The four primary writer-editors were all students, mostly from different cities, who had been labeled “Rightists” during the last bout of state-sanctioned insanity. Therefore, they were all highly vulnerable to whatever punitive measures the Party might unleash, but they were not planning to hand out Spark on street corners. They envisioned sending it to an elite, enlightened few within the Party bureaucracy, who might be in a position to foster reform. Alas, their naivety contributed to their sad fate.
Spark really did start with misplaced faith in senior Party officialdom. Shocked by the bodies literally piling up in the streets as a result of famine induced by the Great Leap Forward, the Spark core group assumed their local officials were merely applying national policy in an incompetent manner. However, as they ventured to other provinces and made contacts, they discovered the situation was just as dire everywhere else. Nevertheless, the Party and its flunkies insisted there was nothing wrong. Spark put this in print and they paid a fearful price. They were not alone though. The sympathetic local headman and suspected “Rightist” Du Yinghua, a Party member since before 1949, was also fatally purged.

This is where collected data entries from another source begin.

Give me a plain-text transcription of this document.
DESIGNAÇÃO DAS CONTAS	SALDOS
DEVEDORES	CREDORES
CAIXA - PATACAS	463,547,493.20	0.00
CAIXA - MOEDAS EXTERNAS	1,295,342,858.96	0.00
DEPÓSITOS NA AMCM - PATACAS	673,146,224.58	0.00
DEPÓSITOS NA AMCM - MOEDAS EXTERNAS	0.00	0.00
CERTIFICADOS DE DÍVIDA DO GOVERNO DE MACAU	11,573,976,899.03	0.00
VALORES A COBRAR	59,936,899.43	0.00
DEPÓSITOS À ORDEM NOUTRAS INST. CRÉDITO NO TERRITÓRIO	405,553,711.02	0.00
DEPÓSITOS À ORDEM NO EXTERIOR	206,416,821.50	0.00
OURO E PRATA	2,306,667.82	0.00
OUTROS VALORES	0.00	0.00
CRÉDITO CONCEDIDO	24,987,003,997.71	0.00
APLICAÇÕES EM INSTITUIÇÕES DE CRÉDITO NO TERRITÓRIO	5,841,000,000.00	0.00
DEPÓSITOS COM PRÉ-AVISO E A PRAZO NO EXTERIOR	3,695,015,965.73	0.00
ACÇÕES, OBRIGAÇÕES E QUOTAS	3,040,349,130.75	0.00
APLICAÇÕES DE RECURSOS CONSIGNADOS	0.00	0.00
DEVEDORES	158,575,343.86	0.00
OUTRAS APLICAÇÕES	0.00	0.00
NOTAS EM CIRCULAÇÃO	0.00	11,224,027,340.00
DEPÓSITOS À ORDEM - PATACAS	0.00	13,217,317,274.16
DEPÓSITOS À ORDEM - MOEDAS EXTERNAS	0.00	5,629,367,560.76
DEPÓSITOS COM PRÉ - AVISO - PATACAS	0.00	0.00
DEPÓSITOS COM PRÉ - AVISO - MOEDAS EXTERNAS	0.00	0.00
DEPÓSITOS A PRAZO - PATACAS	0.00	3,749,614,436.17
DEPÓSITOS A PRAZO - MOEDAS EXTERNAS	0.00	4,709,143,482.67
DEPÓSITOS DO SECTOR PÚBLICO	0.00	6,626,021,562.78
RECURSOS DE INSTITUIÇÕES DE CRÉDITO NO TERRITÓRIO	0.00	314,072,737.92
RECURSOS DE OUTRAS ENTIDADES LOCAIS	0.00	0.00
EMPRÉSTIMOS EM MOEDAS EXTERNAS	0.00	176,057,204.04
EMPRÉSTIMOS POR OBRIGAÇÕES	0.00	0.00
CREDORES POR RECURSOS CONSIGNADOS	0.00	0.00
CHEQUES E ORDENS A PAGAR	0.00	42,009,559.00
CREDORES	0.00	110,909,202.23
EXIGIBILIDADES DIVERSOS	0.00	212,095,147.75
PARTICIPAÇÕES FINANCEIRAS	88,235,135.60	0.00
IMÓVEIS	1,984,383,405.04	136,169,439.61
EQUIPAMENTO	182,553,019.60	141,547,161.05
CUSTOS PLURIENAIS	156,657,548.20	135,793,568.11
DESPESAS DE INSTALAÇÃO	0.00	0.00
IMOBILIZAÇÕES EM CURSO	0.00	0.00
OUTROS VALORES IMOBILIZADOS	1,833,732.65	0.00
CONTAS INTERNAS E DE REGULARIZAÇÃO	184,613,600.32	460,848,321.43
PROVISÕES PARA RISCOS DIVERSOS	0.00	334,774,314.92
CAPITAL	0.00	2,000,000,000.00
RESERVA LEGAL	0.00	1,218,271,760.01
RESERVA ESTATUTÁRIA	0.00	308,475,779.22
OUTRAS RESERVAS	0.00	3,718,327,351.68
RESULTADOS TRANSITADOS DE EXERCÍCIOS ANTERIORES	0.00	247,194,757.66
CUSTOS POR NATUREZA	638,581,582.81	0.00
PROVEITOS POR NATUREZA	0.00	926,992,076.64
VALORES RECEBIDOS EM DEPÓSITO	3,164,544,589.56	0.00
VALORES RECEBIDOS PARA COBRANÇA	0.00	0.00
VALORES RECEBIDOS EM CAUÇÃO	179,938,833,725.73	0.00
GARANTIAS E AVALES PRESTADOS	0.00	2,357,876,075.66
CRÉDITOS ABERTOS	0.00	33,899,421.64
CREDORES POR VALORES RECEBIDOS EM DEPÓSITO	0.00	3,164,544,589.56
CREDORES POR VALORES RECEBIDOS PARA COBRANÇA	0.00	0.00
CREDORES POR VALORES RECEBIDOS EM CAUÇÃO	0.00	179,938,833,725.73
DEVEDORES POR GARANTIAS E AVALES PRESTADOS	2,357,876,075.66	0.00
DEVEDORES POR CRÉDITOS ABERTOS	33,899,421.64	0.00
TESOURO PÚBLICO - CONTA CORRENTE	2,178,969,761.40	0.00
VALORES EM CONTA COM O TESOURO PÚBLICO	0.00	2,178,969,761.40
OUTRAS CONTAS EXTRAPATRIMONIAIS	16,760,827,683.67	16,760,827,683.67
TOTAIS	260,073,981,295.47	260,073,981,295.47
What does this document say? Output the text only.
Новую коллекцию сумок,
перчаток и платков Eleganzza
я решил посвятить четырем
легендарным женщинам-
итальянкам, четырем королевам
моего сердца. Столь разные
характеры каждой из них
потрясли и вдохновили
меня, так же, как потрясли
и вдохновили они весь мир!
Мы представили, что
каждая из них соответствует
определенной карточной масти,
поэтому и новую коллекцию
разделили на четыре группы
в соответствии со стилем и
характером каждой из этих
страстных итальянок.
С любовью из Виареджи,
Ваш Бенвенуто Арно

Hu demonstrates how dangerous it is to preserve history when you live under a tyrannical regime. Yet, he has made it his calling with films like Spark and the more accessible and grabbier Though I Am Gone. Of course, his work is all connected, chronicling interrelated historical incidents. It is so frightening to the CCP authorities, they have shut down film festivals (as seen in Andreetti’s documentary) to prevent the screening of his work. For free thinkers, that that constitutes a heck of a persuasive endorsement. Very highly recommended, Spark and The Observer release today (6/30) on DVD.